O aleitamento materno cruzado consiste na prática de uma mãe amamentar outra criança que não a sua ou de deixar seu filho ser amamentado por outra mulher. Isso é bom? Infelizmente, não

por Dr. Moises Chencinski - colunista

12/11/2021

Aleitamento materno desde a sala de parto até 2 anos ou mais, exclusivo e em livre-demanda até o sexto mês. Essa é a recomendação da OMS, do Ministério da Saúde, da Sociedade Brasileira de Pediatria (SBP), entre outras organizações. As ações positivas dessa proposta são incontestáveis e, a cada dia, mais e mais pesquisas demonstram o quanto a ciência comprova a importância dessa indicação.

Mas, como estamos por aqui? Será que nossas taxas são significativas? As mães brasileiras são orientadas e seguem essa recomendação?

As últimas pesquisas foram realizadas em 2006 e, desde então, seguimos com políticas de saúde baseadas nesses estudos. Na comparação de 1976, 1986, 1996 e 2006, os dados de aleitamento materno apresentaram evoluções consistentes, mas, desde então, não temos informações precisas sobre os resultados de todas as ações realizadas anteriormente e, especialmente, nesses últimos 13 anos.

ENANI-2019 (Estudo Nacional de Alimentação e Nutrição Infantil) trouxe dados extremamente relevantes sobre o aleitamento materno no Brasil.
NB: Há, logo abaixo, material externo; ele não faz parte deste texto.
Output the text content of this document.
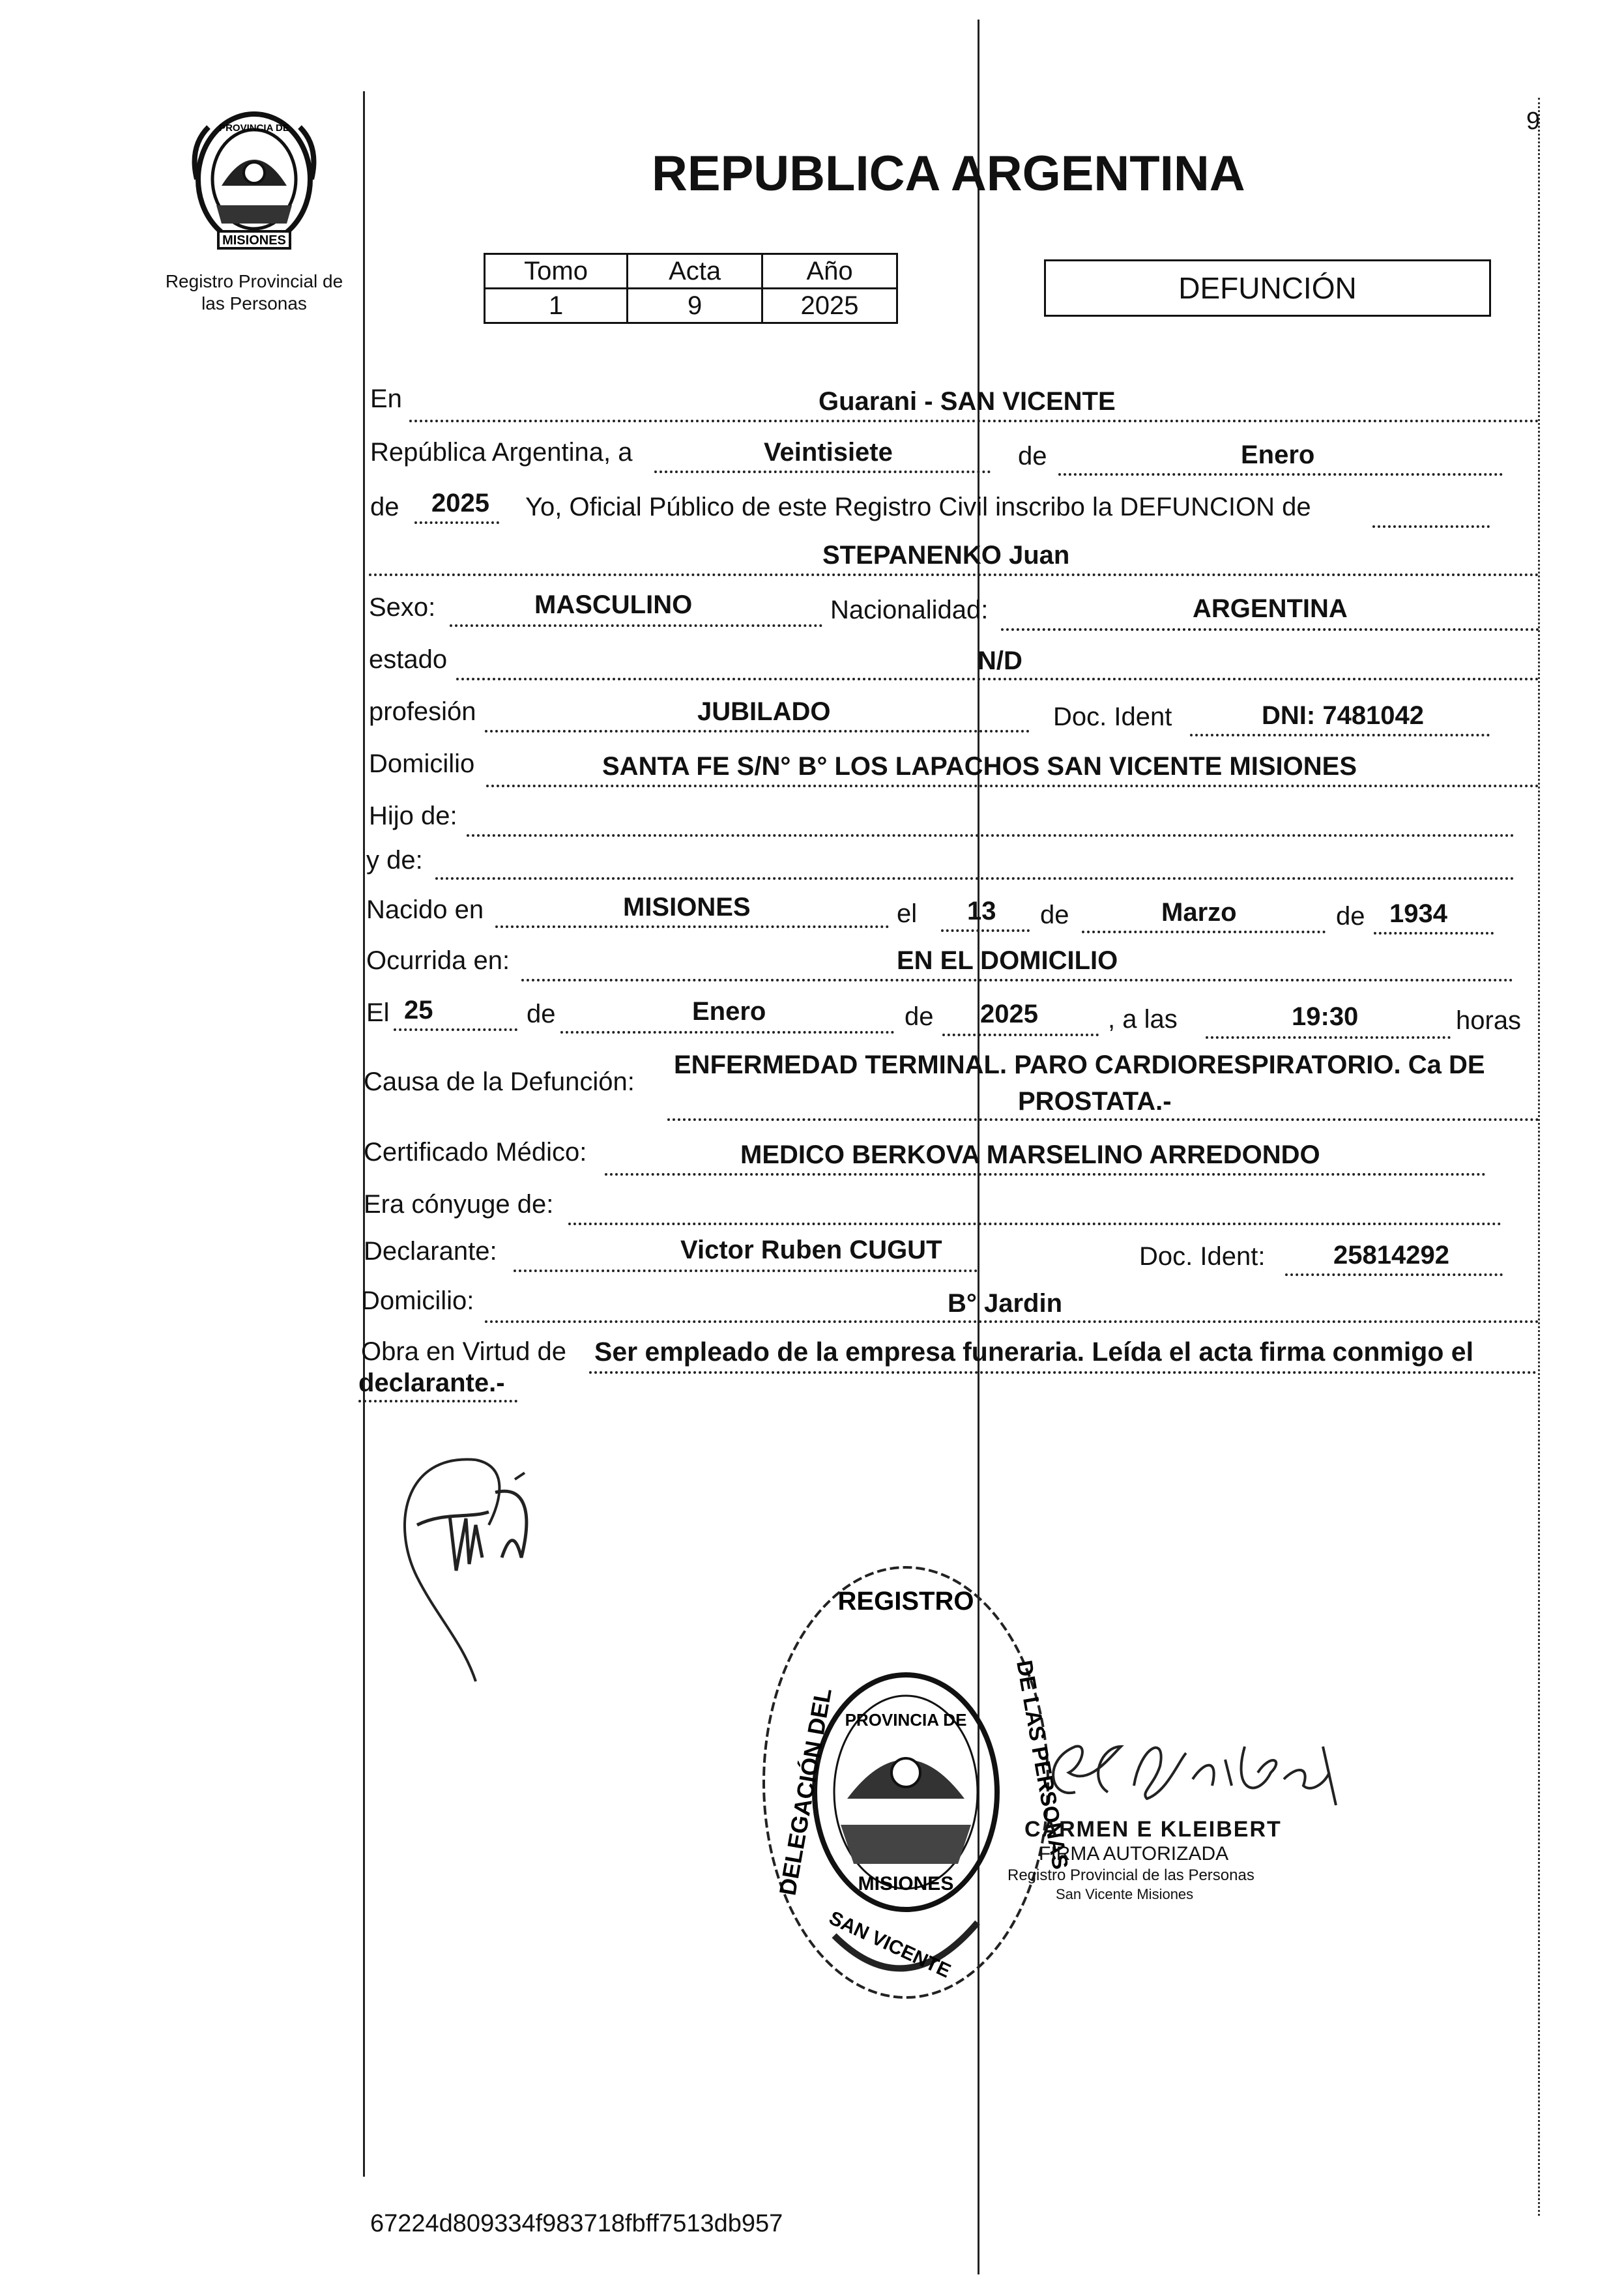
9
MISIONES
PROVINCIA DE
Registro Provincial de
las Personas
REPUBLICA ARGENTINA
Tomo	Acta	Año
1	9	2025
DEFUNCIÓN
En	Guarani - SAN VICENTE
República Argentina, a	Veintisiete	de	Enero
de 2025 Yo, Oficial Público de este Registro Civil inscribo la DEFUNCION de
STEPANENKO Juan
Sexo:	MASCULINO	Nacionalidad:	ARGENTINA
estado	N/D
profesión	JUBILADO	Doc. Ident	DNI: 7481042
Domicilio	SANTA FE S/N° B° LOS LAPACHOS SAN VICENTE MISIONES
Hijo de:
y de:
Nacido en	MISIONES	el 13 de	Marzo	de 1934
Ocurrida en:	EN EL DOMICILIO
El 25	de	Enero	de 2025	, a las	19:30	horas
Causa de la Defunción:
ENFERMEDAD TERMINAL. PARO CARDIORESPIRATORIO. Ca DE
PROSTATA.-
Certificado Médico:	MEDICO BERKOVA MARSELINO ARREDONDO
Era cónyuge de:
Declarante:	Victor Ruben CUGUT	Doc. Ident:	25814292
Domicilio:	B° Jardin
Obra en Virtud de Ser empleado de la empresa funeraria. Leída el acta firma conmigo el
declarante.-
REGISTRO
DELEGACIÓN DEL	DE LAS PERSONAS
SAN VICENTE
PROVINCIA DE
MISIONES
CARMEN E KLEIBERT
FIRMA AUTORIZADA
Registro Provincial de las Personas
San Vicente Misiones
67224d809334f983718fbff7513db957
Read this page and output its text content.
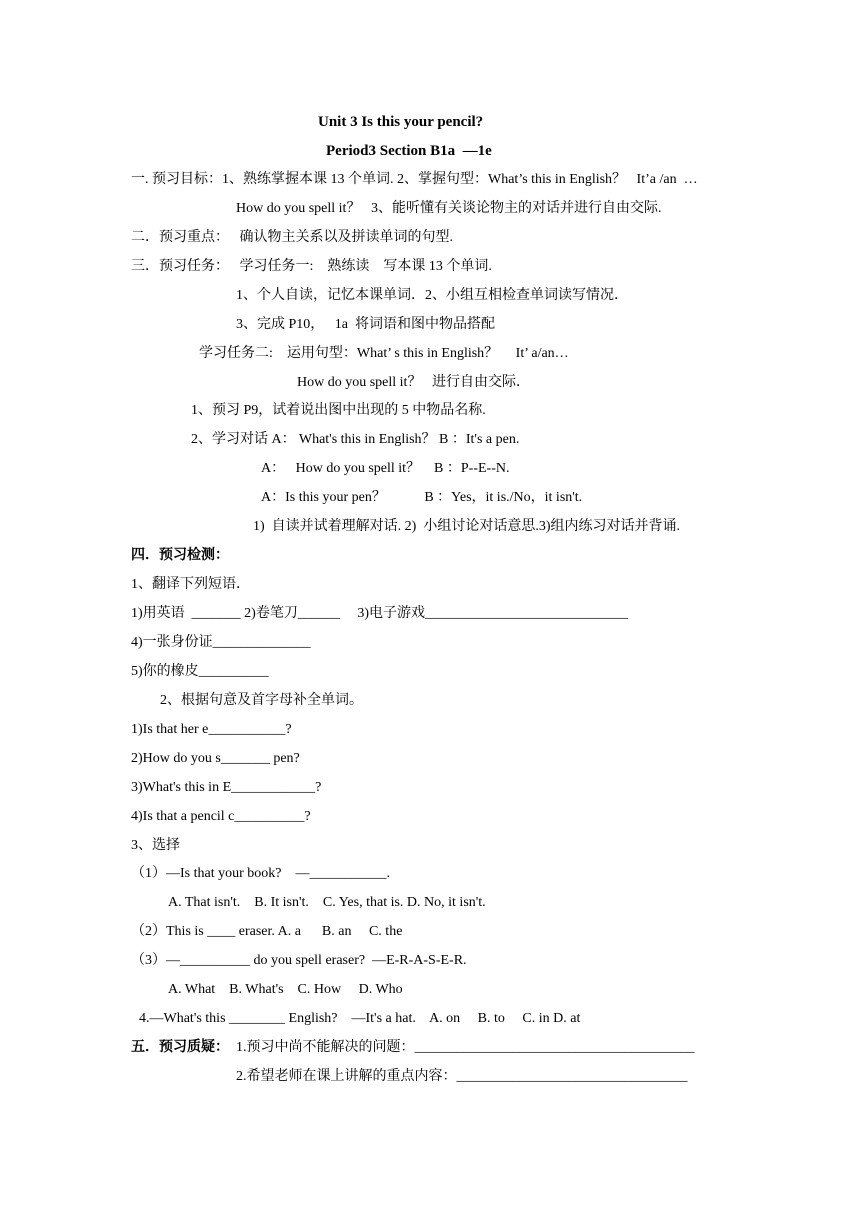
Unit 3 Is this your pencil?
Period3 Section B1a  —1e
一. 预习目标：1、熟练掌握本课 13 个单词. 2、掌握句型：What’s this in English？   It’a /an  …
How do you spell it？   3、能听懂有关谈论物主的对话并进行自由交际.
二．预习重点：   确认物主关系以及拼读单词的句型.
三．预习任务：   学习任务一:    熟练读    写本课 13 个单词.
1、个人自读，记忆本课单词．2、小组互相检查单词读写情况．
3、完成 P10，   1a  将词语和图中物品搭配
学习任务二:    运用句型：What’ s this in English？     It’ a/an…
How do you spell it？   进行自由交际．
1、预习 P9，试着说出图中出现的 5 中物品名称.
2、学习对话 A： What's this in English？ B ：It's a pen.
A：   How do you spell it？    B ：P--E--N.
A：Is this your pen？           B ：Yes，it is./No，it isn't.
1)  自读并试着理解对话. 2)  小组讨论对话意思.3)组内练习对话并背诵.
四．预习检测：
1、翻译下列短语．
1)用英语  _______ 2)卷笔刀______     3)电子游戏_____________________________
4)一张身份证______________
5)你的橡皮__________
2、根据句意及首字母补全单词。
1)Is that her e___________?
2)How do you s_______ pen?
3)What's this in E____________?
4)Is that a pencil c__________?
3、选择
（1）—Is that your book?    —___________.
A. That isn't.    B. It isn't.    C. Yes, that is. D. No, it isn't.
（2）This is ____ eraser. A. a      B. an     C. the
（3）—__________ do you spell eraser?  —E-R-A-S-E-R.
A. What    B. What's    C. How     D. Who
4.—What's this ________ English?    —It's a hat.    A. on     B. to     C. in D. at
五．预习质疑： 1.预习中尚不能解决的问题：________________________________________
2.希望老师在课上讲解的重点内容：_________________________________
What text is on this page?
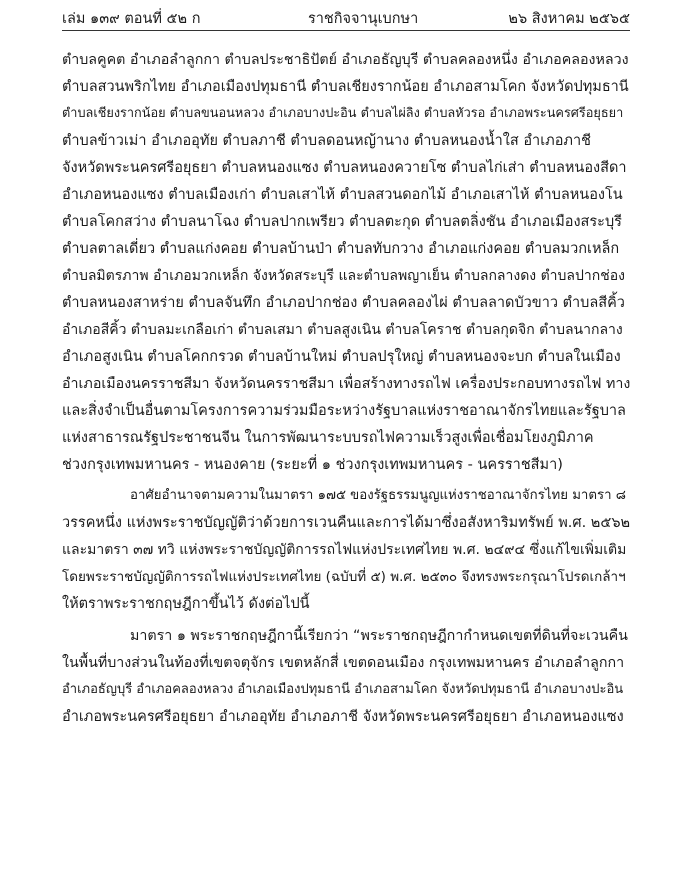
เล่ม ๑๓๙ ตอนที่ ๕๒ ก	ราชกิจจานุเบกษา	๒๖ สิงหาคม ๒๕๖๕
ตำบลคูคต อำเภอลำลูกกา ตำบลประชาธิปัตย์ อำเภอธัญบุรี ตำบลคลองหนึ่ง อำเภอคลองหลวง
ตำบลสวนพริกไทย อำเภอเมืองปทุมธานี ตำบลเชียงรากน้อย อำเภอสามโคก จังหวัดปทุมธานี
ตำบลเชียงรากน้อย ตำบลขนอนหลวง อำเภอบางปะอิน ตำบลไผ่ลิง ตำบลหัวรอ อำเภอพระนครศรีอยุธยา
ตำบลข้าวเม่า อำเภออุทัย ตำบลภาชี ตำบลดอนหญ้านาง ตำบลหนองน้ำใส อำเภอภาชี
จังหวัดพระนครศรีอยุธยา ตำบลหนองแซง ตำบลหนองควายโซ ตำบลไก่เส่า ตำบลหนองสีดา
อำเภอหนองแซง ตำบลเมืองเก่า ตำบลเสาไห้ ตำบลสวนดอกไม้ อำเภอเสาไห้ ตำบลหนองโน
ตำบลโคกสว่าง ตำบลนาโฉง ตำบลปากเพรียว ตำบลตะกุด ตำบลตลิ่งชัน อำเภอเมืองสระบุรี
ตำบลตาลเดี่ยว ตำบลแก่งคอย ตำบลบ้านป่า ตำบลทับกวาง อำเภอแก่งคอย ตำบลมวกเหล็ก
ตำบลมิตรภาพ อำเภอมวกเหล็ก จังหวัดสระบุรี และตำบลพญาเย็น ตำบลกลางดง ตำบลปากช่อง
ตำบลหนองสาหร่าย ตำบลจันทึก อำเภอปากช่อง ตำบลคลองไผ่ ตำบลลาดบัวขาว ตำบลสีคิ้ว
อำเภอสีคิ้ว ตำบลมะเกลือเก่า ตำบลเสมา ตำบลสูงเนิน ตำบลโคราช ตำบลกุดจิก ตำบลนากลาง
อำเภอสูงเนิน ตำบลโคกกรวด ตำบลบ้านใหม่ ตำบลปรุใหญ่ ตำบลหนองจะบก ตำบลในเมือง
อำเภอเมืองนครราชสีมา จังหวัดนครราชสีมา เพื่อสร้างทางรถไฟ เครื่องประกอบทางรถไฟ ทาง
และสิ่งจำเป็นอื่นตามโครงการความร่วมมือระหว่างรัฐบาลแห่งราชอาณาจักรไทยและรัฐบาล
แห่งสาธารณรัฐประชาชนจีน ในการพัฒนาระบบรถไฟความเร็วสูงเพื่อเชื่อมโยงภูมิภาค
ช่วงกรุงเทพมหานคร - หนองคาย (ระยะที่ ๑ ช่วงกรุงเทพมหานคร - นครราชสีมา)
อาศัยอำนาจตามความในมาตรา ๑๗๕ ของรัฐธรรมนูญแห่งราชอาณาจักรไทย มาตรา ๘
วรรคหนึ่ง แห่งพระราชบัญญัติว่าด้วยการเวนคืนและการได้มาซึ่งอสังหาริมทรัพย์ พ.ศ. ๒๕๖๒
และมาตรา ๓๗ ทวิ แห่งพระราชบัญญัติการรถไฟแห่งประเทศไทย พ.ศ. ๒๔๙๔ ซึ่งแก้ไขเพิ่มเติม
โดยพระราชบัญญัติการรถไฟแห่งประเทศไทย (ฉบับที่ ๕) พ.ศ. ๒๕๓๐ จึงทรงพระกรุณาโปรดเกล้าฯ
ให้ตราพระราชกฤษฎีกาขึ้นไว้ ดังต่อไปนี้
มาตรา ๑ พระราชกฤษฎีกานี้เรียกว่า “พระราชกฤษฎีกากำหนดเขตที่ดินที่จะเวนคืน
ในพื้นที่บางส่วนในท้องที่เขตจตุจักร เขตหลักสี่ เขตดอนเมือง กรุงเทพมหานคร อำเภอลำลูกกา
อำเภอธัญบุรี อำเภอคลองหลวง อำเภอเมืองปทุมธานี อำเภอสามโคก จังหวัดปทุมธานี อำเภอบางปะอิน
อำเภอพระนครศรีอยุธยา อำเภออุทัย อำเภอภาชี จังหวัดพระนครศรีอยุธยา อำเภอหนองแซง
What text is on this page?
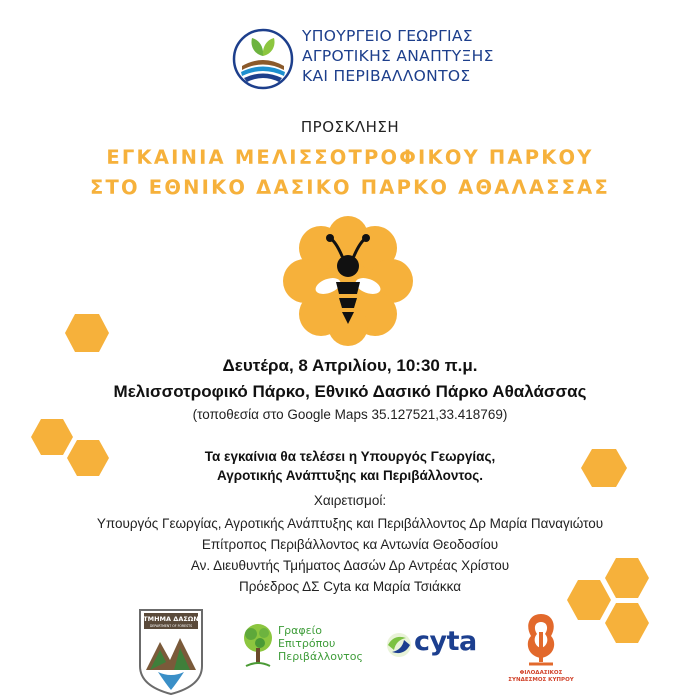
ΥΠΟΥΡΓΕΙΟ ΓΕΩΡΓΙΑΣ
ΑΓΡΟΤΙΚΗΣ ΑΝΑΠΤΥΞΗΣ
ΚΑΙ ΠΕΡΙΒΑΛΛΟΝΤΟΣ
ΠΡΟΣΚΛΗΣΗ
ΕΓΚΑΙΝΙΑ ΜΕΛΙΣΣΟΤΡΟΦΙΚΟΥ ΠΑΡΚΟΥ
ΣΤΟ ΕΘΝΙΚΟ ΔΑΣΙΚΟ ΠΑΡΚΟ ΑΘΑΛΑΣΣΑΣ
Δευτέρα, 8 Απριλίου, 10:30 π.μ.
Μελισσοτροφικό Πάρκο, Εθνικό Δασικό Πάρκο Αθαλάσσας
(τοποθεσία στο Google Maps 35.127521,33.418769)
Τα εγκαίνια θα τελέσει η Υπουργός Γεωργίας,
Αγροτικής Ανάπτυξης και Περιβάλλοντος.
Χαιρετισμοί:
Υπουργός Γεωργίας, Αγροτικής Ανάπτυξης και Περιβάλλοντος Δρ Μαρία Παναγιώτου
Επίτροπος Περιβάλλοντος κα Αντωνία Θεοδοσίου
Αν. Διευθυντής Τμήματος Δασών Δρ Αντρέας Χρίστου
Πρόεδρος ΔΣ Cyta κα Μαρία Τσιάκκα
ΤΜΗΜΑ ΔΑΣΩΝ
DEPARTMENT OF FORESTS	Γραφείο
Επιτρόπου
Περιβάλλοντος cyta
ΦΙΛΟΔΑΣΙΚΟΣ
ΣΥΝΔΕΣΜΟΣ ΚΥΠΡΟΥ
Algumas reflexões importantes, que vão além das estatísticas mais frias, precisam repercutir em todos os setores da nossa sociedade, inclusive e, especialmente, nas políticas públicas e nos profissionais de saúde materno-infantil.

Aos poucos (por algumas semanas), quero trazer alguns desses dados relevantes para a discussão. E por conta do ineditismo dessa pesquisa, quero começar por um tema polêmico.

Amamentação cruzada

O aleitamento materno cruzado consiste na prática de uma mãe amamentar outra criança que não a sua ou de deixar seu filho ser amamentado por outra mulher. Os resultados do ENANI trazem uma prevalência de 21,1%, ou seja, praticamente uma em cada 5 mães praticava a amamentação cruzada durante o período da pesquisa.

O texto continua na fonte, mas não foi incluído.